Q : Peux-tu nous raconter quelques unes de tes expériences numériques ou non?
R : Mon premier soin à distance, tout d’abord. C’était animalier, sur un chien. Sur un groupe Facebook, j’ai vu un post sur ce chien attaqué par un essaim d’abeilles. J’ai contacté le propriétaire de l’animal en lui demandant si je pouvais tenter de l’aider, l’histoire m’avait touché. J’ai agis sans que l’on me donne de protocole, en expliquant mon ressenti après-coup (oreille qui claque, endroit où j’étais pendant le soin, ce que j’ai vu et vécu). On m’a répondu “Bah oui, tu étais en onde alpha, c’est ça, et tu as fait une communication animale en même temps”. Je ne connais pas tout ce vocabulaire que les gens apprennent. Étant donné que c’est inné, je fais et ça marche, c’est tout. Mais visiblement, je fais comme on “doit” faire.
Et avant d’avoir assez confiance en moi, j’ai eu un cas d’un bébé qui avait subi une opération et hurlait. Les parents publiaient désemparés sur les réseaux sociaux. Je proposais les services (gratuits) de ma maman.
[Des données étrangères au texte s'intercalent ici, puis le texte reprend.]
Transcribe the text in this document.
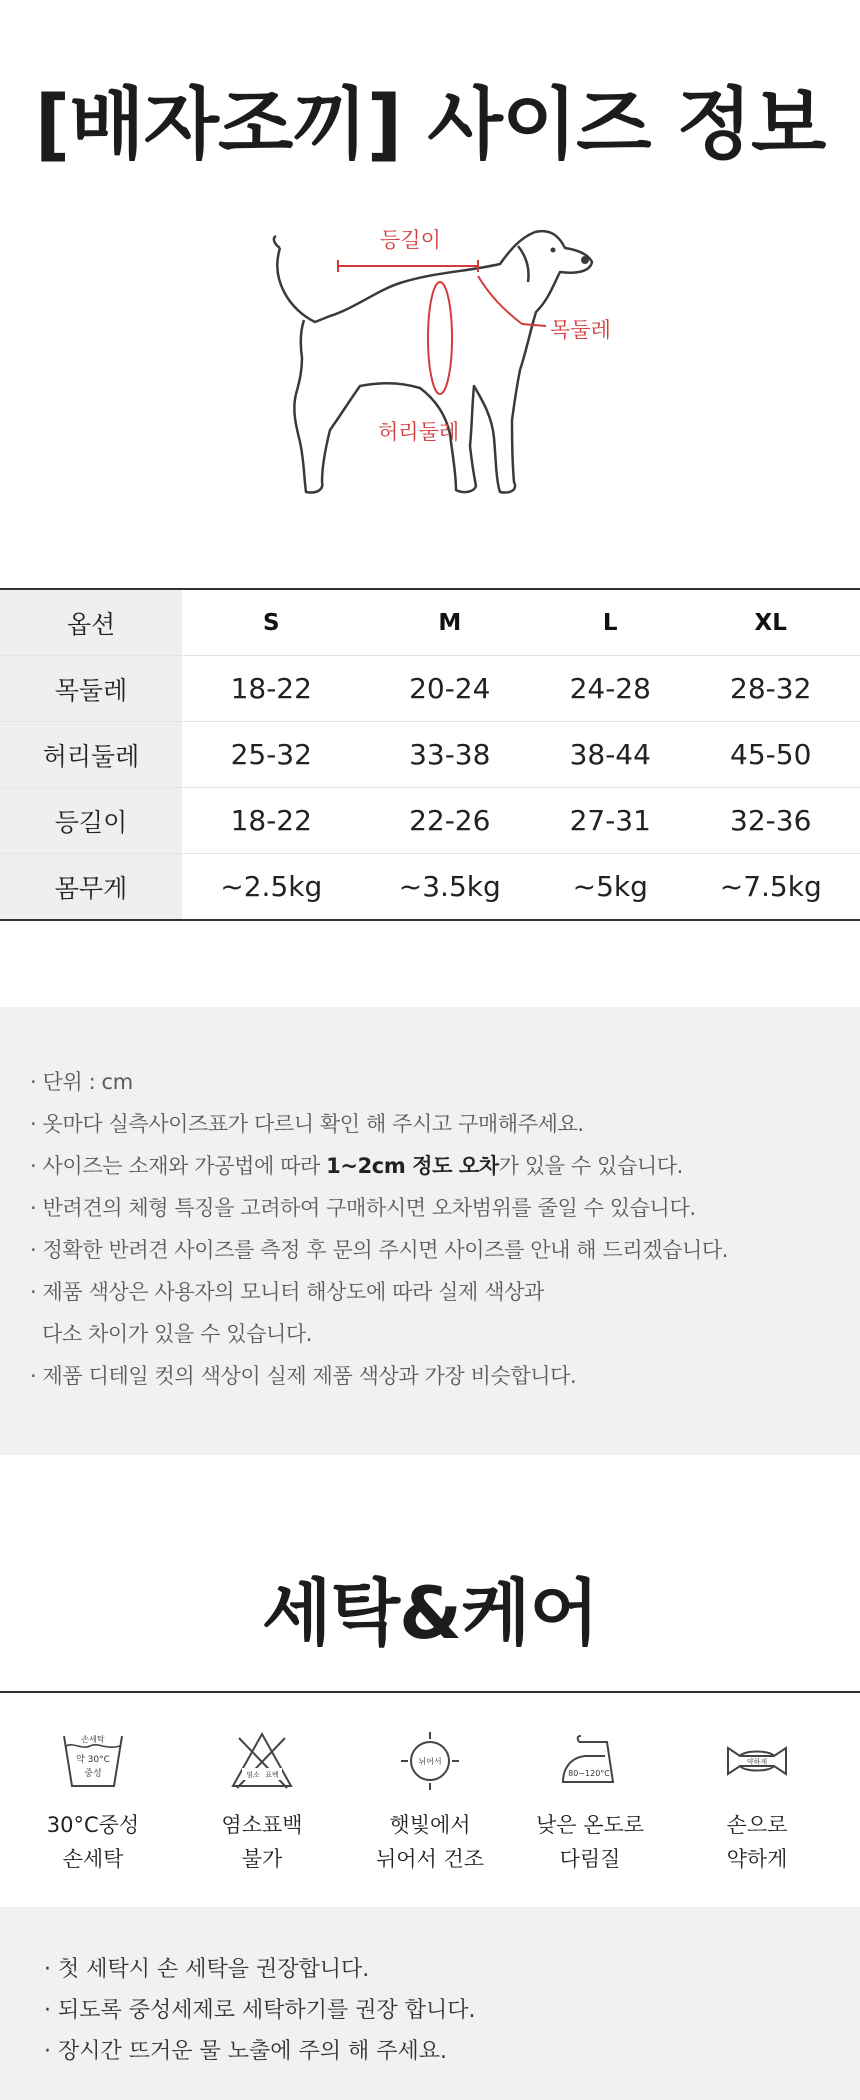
[배자조끼] 사이즈 정보
등길이
목둘레
허리둘레
옵션	S	M	L	XL
목둘레	18-22	20-24	24-28	28-32
허리둘레	25-32	33-38	38-44	45-50
등길이	18-22	22-26	27-31	32-36
몸무게	~2.5kg	~3.5kg	~5kg	~7.5kg
· 단위 : cm
· 옷마다 실측사이즈표가 다르니 확인 해 주시고 구매해주세요.
· 사이즈는 소재와 가공법에 따라 1~2cm 정도 오차가 있을 수 있습니다.
· 반려견의 체형 특징을 고려하여 구매하시면 오차범위를 줄일 수 있습니다.
· 정확한 반려견 사이즈를 측정 후 문의 주시면 사이즈를 안내 해 드리겠습니다.
· 제품 색상은 사용자의 모니터 해상도에 따라 실제 색상과
다소 차이가 있을 수 있습니다.
· 제품 디테일 컷의 색상이 실제 제품 색상과 가장 비슷합니다.
세탁&케어
손세탁
약 30°C
중성
30°C중성
손세탁
염소 표백
염소표백
불가
뉘어서
햇빛에서
뉘어서 건조
80~120°C
낮은 온도로
다림질
약하게
손으로
약하게
· 첫 세탁시 손 세탁을 권장합니다.
· 되도록 중성세제로 세탁하기를 권장 합니다.
· 장시간 뜨거운 물 노출에 주의 해 주세요.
Et à chaque fois qu’elle finissait le soin, le bébé s’endormait. C’est comme cela que j’ai compris que ce n’était pas un hasard. Je ne prévenais pas les parents de l’instant T, où maman agissait. Mais quand je disais “Voilà, ça y est”, on me répondait “C’est drôle, il vient de s’endormir”.

Q : Quelles sont tes utilisations dInternet de façon générale, hors du milieu magie/sorcellerie?
R : J’utilise Internet pour les réseaux sociaux en règle générale, pour garder contact avec les gens que j’aime.

Q : Fréquentes-tu des sites Internet sur ces thématiques? Peux-tu nous en citer et nous expliquer ce que tu y trouves?
R : Dans ces thématiques, je l’utilise pour les potions (ça pourrait être une blague, mais non, je vous assure que ce n’en est pas une). J’essaie de bannir du quotidien le plus de choses qui ne sont pas naturelles : alimentation, entretien, cosmétiques... J’essaie alors de tout faire moi-même. J’étudie donc les bienfaits des plantes, des huiles, etc.. Cela pour guérir, soigner et prévenir aussi, tout comme pour améliorer et résoudre les problèmes que l’on peut rencontrer au quotidien (repousser les mouches, prendre soin de telle ou telle plante, etc.).
J’utilise aussi Internet pour comprendre les significations que je ne connais pas par coeur. “Pourquoi telle ou telle chose arrive? Qu’est-ce que ça veut dire? Quel message m’envoie l’univers ou mon inconscient?”.
Par exemple, je suis atteinte d’endométriose. Je suis guérie. Quand je suis heureuse, si je me pose trop de questions précises, ma maladie refait surface et m’embête. Je suis capable de stopper la progression et les douleurs. Je sais d’où elles viennent. Et si je ne veux vraiment plus de désagréments, je dois changer mon quotidien.
La prise de conscience aide à la guérison. Je me sers d’Internet dans ce sens, pour aider les gens à voir ce qu’ils ne voient plus.

Q : Même question en ce qui concerne les pages/groupes à thème sur les réseaux sociaux?
R : Pour les groupes et les pages, je les fuis. Ma confiance en moi est souvent atteinte. Et je n’aime ni le conflit, ni les prises de tête. C’est bien souvent le manque de bienveillance qui me fait fuir.

Q : Tes amis et ton entourage sont-ils au courant de ces intérêts, y compris sur Internet?
R : Très peu, je n’ai pas vraiment envie de finir sur un bûcher! Mais je suis de plus en plus dans l’acceptation, j’assume d’être... une gentille sorcière. Et étonnamment, les gens s’ouvrent à mon regard et me demandent des conseils.

Q : Que pourrais-tu conseiller à quelquun qui souhaiterait nouvellement se plonger dans cet univers?
R : De s’écouter,... De laisser son instinct le guider! De ne pas rester seul. Et surtout, de ne pas oublier que vous êtes une bonne personne!

Q : As-tu des petits mots à nous donner afin dencourager nos lecteurs à sintéresser à ce milieu qui est le tien?
R : Juste peut être de se dire que ça ne coûte rien d’essayer, de revenir aux essentiels, à des choses plus naturelles et moins individuelles... Et d’y réfléchir! Car souvent, quand on lit sur ces sujets, on se dit “Tiens, ma grand-mère disait toujours ça, elle me donnait ça à boire, à manger quand j’avais mal”. On a tous des souvenirs de choses étranges, de choses que l’on a vu ou vécu. Des choses dont on ne parle pas trop car c’est “trop bizarre”. Toutes ces petites choses que l’on finit par oublier, mais qui à mon sens détiennent une immense vérité.